EFFETTO RATEIZZAZIONE. «Il fenomeno si è molto diffuso nelle filiere più colpite dalla crisi», spiega in un’intervista a Libero Marco Accornero, segretario generale dell’ Unione artigiani, «ad esempio nelle costruzioni e ha colpito indistintamente tutte le tipologie di operatori: imprese edili, idraulici, elettricisti e perfino mobilieri. Un po’ tutti sono stati costretti a concedere dilazioni di pagamento più o meno lunghe ai clienti, con l’effetto che per lungo tempo i pagamenti si attendevano per mesi, se non per anni.

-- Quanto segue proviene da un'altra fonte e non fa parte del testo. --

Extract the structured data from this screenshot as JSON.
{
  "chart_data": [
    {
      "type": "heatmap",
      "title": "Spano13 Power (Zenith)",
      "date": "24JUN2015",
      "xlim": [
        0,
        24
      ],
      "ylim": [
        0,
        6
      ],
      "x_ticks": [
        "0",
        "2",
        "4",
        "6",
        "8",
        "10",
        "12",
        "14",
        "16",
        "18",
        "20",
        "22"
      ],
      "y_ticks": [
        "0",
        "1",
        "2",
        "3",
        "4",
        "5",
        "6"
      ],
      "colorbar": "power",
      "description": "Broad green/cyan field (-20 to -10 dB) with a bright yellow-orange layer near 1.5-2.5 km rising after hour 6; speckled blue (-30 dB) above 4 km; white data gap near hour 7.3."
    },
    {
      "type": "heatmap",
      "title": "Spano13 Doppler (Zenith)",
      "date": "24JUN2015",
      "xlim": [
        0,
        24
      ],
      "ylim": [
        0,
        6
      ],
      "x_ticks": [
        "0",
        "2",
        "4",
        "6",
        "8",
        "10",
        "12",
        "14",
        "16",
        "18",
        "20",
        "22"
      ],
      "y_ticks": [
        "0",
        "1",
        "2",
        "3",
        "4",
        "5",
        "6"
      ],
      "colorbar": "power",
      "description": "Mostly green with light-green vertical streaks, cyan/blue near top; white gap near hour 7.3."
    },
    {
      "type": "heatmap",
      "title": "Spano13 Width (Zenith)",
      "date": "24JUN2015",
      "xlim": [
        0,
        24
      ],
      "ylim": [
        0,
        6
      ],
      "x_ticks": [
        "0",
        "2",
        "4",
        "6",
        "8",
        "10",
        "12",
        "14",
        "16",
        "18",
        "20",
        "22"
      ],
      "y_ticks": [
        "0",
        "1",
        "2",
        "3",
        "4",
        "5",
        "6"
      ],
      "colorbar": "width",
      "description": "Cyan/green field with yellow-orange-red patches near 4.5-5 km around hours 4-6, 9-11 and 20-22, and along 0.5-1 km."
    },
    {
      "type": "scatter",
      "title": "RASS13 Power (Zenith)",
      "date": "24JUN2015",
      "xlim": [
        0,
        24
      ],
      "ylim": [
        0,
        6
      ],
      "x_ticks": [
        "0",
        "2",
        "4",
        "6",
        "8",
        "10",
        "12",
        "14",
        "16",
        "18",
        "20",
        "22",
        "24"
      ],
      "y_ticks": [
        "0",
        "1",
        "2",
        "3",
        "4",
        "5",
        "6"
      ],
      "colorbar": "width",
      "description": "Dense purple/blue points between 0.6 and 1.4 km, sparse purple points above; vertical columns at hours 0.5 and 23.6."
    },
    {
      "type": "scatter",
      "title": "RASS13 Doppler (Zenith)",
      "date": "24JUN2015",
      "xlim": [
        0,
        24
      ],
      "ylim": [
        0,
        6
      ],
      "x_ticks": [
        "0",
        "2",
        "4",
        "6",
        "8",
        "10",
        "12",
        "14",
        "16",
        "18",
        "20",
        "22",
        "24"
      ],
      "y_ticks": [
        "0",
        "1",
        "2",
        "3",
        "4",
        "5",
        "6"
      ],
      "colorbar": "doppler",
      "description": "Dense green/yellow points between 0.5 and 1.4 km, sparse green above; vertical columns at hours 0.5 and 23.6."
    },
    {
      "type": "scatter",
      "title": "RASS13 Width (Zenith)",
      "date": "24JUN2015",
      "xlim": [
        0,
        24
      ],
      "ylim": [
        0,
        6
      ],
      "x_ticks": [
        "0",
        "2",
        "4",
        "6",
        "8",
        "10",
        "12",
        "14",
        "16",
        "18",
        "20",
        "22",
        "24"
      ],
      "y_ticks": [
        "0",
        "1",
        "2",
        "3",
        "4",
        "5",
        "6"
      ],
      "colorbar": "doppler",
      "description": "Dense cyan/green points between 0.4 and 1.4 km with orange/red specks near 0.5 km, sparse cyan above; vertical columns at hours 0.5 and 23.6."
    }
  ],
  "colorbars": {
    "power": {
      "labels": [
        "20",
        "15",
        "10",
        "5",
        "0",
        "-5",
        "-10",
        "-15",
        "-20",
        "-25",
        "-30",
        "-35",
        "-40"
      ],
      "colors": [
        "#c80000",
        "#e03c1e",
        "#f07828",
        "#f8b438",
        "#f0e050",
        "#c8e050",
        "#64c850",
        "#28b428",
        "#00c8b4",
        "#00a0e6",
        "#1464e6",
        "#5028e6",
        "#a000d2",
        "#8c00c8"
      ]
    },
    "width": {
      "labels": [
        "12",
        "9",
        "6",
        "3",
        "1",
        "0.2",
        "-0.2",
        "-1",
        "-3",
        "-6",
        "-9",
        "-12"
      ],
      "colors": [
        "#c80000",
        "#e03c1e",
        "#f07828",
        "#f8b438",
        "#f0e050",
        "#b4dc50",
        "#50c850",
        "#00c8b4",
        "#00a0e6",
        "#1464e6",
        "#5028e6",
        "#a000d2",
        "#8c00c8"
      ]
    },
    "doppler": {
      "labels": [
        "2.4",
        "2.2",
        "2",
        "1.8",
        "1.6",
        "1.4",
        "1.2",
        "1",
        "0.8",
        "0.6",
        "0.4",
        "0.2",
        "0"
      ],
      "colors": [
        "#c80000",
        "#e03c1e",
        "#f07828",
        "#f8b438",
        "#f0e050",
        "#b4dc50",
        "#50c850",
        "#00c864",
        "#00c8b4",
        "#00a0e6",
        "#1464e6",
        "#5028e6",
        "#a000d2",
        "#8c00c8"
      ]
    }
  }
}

A peggiorare la situazione ci si sono messe le banche che nelle fasi più difficili della recessione hanno smesso di concedere credito per la liquidità, proprio quello grazie al quale gli imprenditori in difficoltà riescono a saldare le fatture dei fornitori, le bollette e pagare gli stipendi ai dipendenti».

FALLIMENTI. Come se non bastasse, secondo l’Ocse l’Italia registrerebbe tassi di fallimenti da record: il numero delle aziende nazionali che ha chiuso i battenti è di gran lunga superiore a quello dei livelli pre – crisi. Lo scarto è di una crescita del +66,3%: si è passati da 9.383 fallimenti del 2009 ai 15.605 del 2014. Al contrario, in Paesi come Germania, Francia e Gran Bretagna, il fenomeno registrato è esattamente inverso: il numero delle imprese in bancarotta non supera quello rilevato nel 2008.